We've already changed the definition of marriage to include groups that were previously excluded, specifically interracial couples. And while there are some civic protections that come along with marriage, the majority of the legality surrounding marriage actually deals with legal benefits and advantages that the government allows married people. Also, we've already changed laws to apply to special interest groups--like disabled individuals--and adapted laws for others--the opt out of the birth control mandate for religious organizations--so why is this different? Not to mention all of the legal changes made in favor of civil rights!  If we didn't allow the law to change when we find it lacking, we would stagnate and rot as a society, and I would still be unable to vote, drive, or get a college education.

The second part of this objection always makes me chuckle in disbelief. "If we allow the gays to marry what next? People marrying their pets?"  I guess people are just oblivious to the fact that they are comparing an consensual relationship between two committed, rational human beings to a man/woman screwing a non-rational critter, right?
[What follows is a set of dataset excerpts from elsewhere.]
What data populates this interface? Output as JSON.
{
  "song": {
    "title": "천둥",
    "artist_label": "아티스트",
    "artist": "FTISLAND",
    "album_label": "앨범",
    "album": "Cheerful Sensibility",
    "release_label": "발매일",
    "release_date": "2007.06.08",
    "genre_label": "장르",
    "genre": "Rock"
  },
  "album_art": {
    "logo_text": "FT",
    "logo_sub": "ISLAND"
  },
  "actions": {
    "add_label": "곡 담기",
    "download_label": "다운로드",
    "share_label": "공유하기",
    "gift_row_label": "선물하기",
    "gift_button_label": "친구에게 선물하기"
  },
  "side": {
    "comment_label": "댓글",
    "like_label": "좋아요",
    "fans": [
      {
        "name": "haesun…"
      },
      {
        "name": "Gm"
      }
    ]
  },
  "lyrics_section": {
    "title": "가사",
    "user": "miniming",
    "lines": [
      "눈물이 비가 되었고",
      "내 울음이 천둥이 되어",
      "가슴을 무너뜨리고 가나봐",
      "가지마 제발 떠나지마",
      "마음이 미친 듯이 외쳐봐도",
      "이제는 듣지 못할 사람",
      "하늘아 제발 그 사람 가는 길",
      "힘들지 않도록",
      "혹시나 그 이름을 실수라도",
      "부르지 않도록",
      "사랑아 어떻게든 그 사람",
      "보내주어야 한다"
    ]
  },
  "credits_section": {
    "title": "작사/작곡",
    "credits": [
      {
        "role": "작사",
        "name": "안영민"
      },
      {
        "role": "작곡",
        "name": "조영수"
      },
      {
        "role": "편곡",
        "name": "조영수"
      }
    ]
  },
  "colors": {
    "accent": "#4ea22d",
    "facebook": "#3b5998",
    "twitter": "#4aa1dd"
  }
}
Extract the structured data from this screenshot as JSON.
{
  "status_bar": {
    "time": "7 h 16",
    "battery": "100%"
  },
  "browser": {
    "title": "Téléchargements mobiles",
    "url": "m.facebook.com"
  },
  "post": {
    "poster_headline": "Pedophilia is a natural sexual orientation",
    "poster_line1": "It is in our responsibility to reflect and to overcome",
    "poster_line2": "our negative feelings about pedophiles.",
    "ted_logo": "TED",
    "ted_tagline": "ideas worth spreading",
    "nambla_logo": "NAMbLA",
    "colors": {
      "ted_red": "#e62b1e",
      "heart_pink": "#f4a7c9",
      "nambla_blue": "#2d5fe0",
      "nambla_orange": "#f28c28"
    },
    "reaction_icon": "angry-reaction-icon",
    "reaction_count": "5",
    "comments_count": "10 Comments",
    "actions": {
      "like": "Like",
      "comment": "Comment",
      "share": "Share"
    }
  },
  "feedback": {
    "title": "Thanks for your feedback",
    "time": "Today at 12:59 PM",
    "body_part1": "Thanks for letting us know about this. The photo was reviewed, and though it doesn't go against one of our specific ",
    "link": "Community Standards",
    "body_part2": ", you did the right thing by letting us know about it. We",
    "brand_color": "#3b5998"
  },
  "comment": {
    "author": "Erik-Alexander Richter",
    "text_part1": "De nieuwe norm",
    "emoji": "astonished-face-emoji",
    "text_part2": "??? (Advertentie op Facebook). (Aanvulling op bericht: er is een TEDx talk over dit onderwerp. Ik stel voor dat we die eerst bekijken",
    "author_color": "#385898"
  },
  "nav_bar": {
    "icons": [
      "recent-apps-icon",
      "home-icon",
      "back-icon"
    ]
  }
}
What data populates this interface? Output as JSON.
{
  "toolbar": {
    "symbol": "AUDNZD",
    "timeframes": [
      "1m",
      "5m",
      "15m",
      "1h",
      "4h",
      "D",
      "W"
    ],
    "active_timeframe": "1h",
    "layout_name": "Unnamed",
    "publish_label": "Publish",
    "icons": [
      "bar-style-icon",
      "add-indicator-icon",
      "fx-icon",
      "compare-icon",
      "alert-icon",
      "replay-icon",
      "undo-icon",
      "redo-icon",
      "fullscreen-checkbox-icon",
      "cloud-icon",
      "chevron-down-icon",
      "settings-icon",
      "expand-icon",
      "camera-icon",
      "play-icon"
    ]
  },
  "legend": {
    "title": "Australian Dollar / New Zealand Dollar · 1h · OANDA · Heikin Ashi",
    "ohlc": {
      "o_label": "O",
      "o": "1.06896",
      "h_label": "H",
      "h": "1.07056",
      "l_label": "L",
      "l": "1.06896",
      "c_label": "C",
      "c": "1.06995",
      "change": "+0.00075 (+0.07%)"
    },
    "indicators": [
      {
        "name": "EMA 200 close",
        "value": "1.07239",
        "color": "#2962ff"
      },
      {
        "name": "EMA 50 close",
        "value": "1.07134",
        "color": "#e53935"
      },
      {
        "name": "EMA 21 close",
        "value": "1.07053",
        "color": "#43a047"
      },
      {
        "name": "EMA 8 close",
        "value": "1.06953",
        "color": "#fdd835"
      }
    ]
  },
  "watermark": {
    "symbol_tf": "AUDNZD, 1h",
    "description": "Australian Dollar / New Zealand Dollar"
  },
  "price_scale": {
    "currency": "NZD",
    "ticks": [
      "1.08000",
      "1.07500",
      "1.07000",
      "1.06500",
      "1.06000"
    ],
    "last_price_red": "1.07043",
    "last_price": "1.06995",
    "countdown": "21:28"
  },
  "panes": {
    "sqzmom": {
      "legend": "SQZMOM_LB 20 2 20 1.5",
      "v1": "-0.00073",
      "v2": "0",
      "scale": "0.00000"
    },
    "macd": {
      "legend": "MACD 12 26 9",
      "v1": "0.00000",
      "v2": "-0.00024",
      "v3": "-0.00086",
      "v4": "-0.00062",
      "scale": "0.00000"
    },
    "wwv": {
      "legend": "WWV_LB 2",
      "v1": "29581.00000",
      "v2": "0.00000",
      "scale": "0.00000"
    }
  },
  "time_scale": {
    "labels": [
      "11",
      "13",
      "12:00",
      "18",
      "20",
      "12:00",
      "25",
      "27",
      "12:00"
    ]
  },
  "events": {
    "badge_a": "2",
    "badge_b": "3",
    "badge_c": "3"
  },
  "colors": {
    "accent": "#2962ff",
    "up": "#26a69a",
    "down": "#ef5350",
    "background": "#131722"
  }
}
Marrying animals and inanimate objects is illegal for the same reason as child brides in this country. There has to be a level of rational and informed consent when entering into the legal state of marriage. Animals and toasters are neither rational nor capable of being informed, nor capable of giving consent, so this argument is just a silly attempt at fear-mongering.

OBJECTION 5:  Legalizing same-sex marriage opens us up to all sorts of fraud, and will bankrupt the country.

The risk for fraud already exists in our current system. This objection assumes that a male and female who are friends/coworkers/etc. wouldn't get married just for the benefits. Or, heck, that there aren't homosexual men marrying homosexual women strictly for the legal benefits now. Any governmental institution is going to be at risk for fraud. Allowing homosexual marriage allows for an honest union between two committed adults of the same sex, and allows them access to the legal protections and benefits that such a committed union deserves. And I don't for a minute buy that homosexuals receiving marriage benefits would bankrupt the country--they pay into pensions, healthcare, social security, medicare, insurance, and everything else just like heterosexuals do. At this point, they are paying in but then being denied access to the very institutions their money funds. It's one thing for people who choose to remain single to not reap the legal benefits of marriage; it's another thing entirely to deny people who want to get married the benefits that their money supports that come along with marriage.

So, that's pretty much where I stand on marriage equality and a good bit of why.  The rest of the why involves my friends from high school and college who are homosexual.  They want the same thing I wanted from a relationship--to find the person they want to spend the rest of their life with, get married, and possibly start a family.  Because I am heterosexual, I was able to fulfill that desire and marry the love of my life with whom I am raising a wonderful little girl.  My friends deserve no less than the legal opportunity to do the same.  I have high hopes that the day is quickly approaching that we recognize that we cannot continue to claim to be a country based on principles of justice and equality while denying legal rights to a portion of our population.  It's way past time for equality under the law.